Make sure that you always moisturize immediately after using salicylic acid on your skin. While this is important with any type of exfoliation, it is even more so when you are using an exfoliant that is known to lead to dryness. 

Can AHAs and BHAs Be Combined?

Want to know if you can combine AHAs and BHAs, so that you can enjoy the benefits of both?

You can, but you shouldn’t do this at the same time. Layering an AHA and BHA over the top of each other will only be too much exfoliation for your skin. This will more than likely end up causing irritation and dryness.

Wondering how else you can combine the two?
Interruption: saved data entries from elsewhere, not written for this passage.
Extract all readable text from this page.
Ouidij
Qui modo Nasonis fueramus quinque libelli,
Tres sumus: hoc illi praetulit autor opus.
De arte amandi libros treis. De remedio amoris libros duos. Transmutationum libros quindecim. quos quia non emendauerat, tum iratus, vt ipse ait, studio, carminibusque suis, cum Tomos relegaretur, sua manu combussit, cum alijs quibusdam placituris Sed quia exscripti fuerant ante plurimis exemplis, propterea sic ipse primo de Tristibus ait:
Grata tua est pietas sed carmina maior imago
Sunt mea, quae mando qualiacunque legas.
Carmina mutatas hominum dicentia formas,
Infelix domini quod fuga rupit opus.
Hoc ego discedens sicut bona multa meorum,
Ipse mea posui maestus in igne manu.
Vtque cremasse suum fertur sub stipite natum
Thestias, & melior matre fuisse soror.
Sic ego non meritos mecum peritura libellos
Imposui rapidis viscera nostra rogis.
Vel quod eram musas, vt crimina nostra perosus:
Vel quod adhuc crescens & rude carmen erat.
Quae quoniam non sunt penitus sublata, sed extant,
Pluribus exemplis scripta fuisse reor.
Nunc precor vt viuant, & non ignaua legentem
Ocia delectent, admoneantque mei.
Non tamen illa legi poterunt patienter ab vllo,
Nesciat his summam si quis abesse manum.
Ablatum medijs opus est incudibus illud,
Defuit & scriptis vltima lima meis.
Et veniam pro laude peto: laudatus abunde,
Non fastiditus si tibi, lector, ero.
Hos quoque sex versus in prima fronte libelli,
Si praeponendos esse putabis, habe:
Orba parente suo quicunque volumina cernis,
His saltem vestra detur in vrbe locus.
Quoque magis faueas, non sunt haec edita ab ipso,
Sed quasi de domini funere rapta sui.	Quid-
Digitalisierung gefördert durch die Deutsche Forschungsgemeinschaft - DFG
By using them on alternating days. This will enable you to experience the effects of both, without overloading your skin with acids.

Young woman applying skincare with a cotton pad

What About PHAs?

If you’ve been reading up on chemical exfoliants, then you have probably heard of PHAs too.

PHA stands for polyhydroxy acids, and have only really become popular in the last year or so.

What exactly are PHAs?

They’re actually very similar to AHAs, which is why no one really paid much notice to them before now.

However, research has shown that there are a few differences when it comes to the molecular structure of both acid types…

PHAs are made up of molecules that are quite a bit larger than those that make up AHAs.

What does this mean for your skin?

It means that PHAs are even less capable of penetrating into your pores than AHAs, and they come nowhere near comparing to the pore-penetrating properties of a BHA.

However, this can be very beneficial for some…

Some people with ultra-sensitive skin find even the gentlest AHA to be too harsh. This is especially true for people who suffer from the following skin conditions:

  • Eczema
  • Psoriasis
  • Atopic rosacea

Since PHAs feature quite a large molecular size, they work well on the skin’s surface, but without disrupting any of the skin’s delicate layers. They are great for resurfacing the skin, and clinical studies so far have found them to be a good match for those with the above skin conditions. 

What makes this even better is that PHAs also work as humectants.

What does this mean?

It means that PHAs are able to draw in moisture from the air and bring this to your skin. This is ideal for those who have dry or dehydrated skin, as it gives the skin an extra dose of hydration.

As an added bonus, PHAs are also a potent source of antioxidants. This is great for healing and regenerating the skin, while also tackling the visible signs of skin aging.

Wondering which specific PHAs you can choose from?

The most common type is gluconolactone. You may also come across lactobionic acid and galactose. They all work in very similar ways, so you can pretty much opt for any one of them if you have decided that PHAs are the best option for you.

Chemical exfoliants can make such an incredible difference to your skin – so long as you are using the right one! Whether this may be an AHA, a BHA, or even a PHA, make sure that you spend some time choosing the most suitable chemical exfoliant for your skin type and your skin concerns.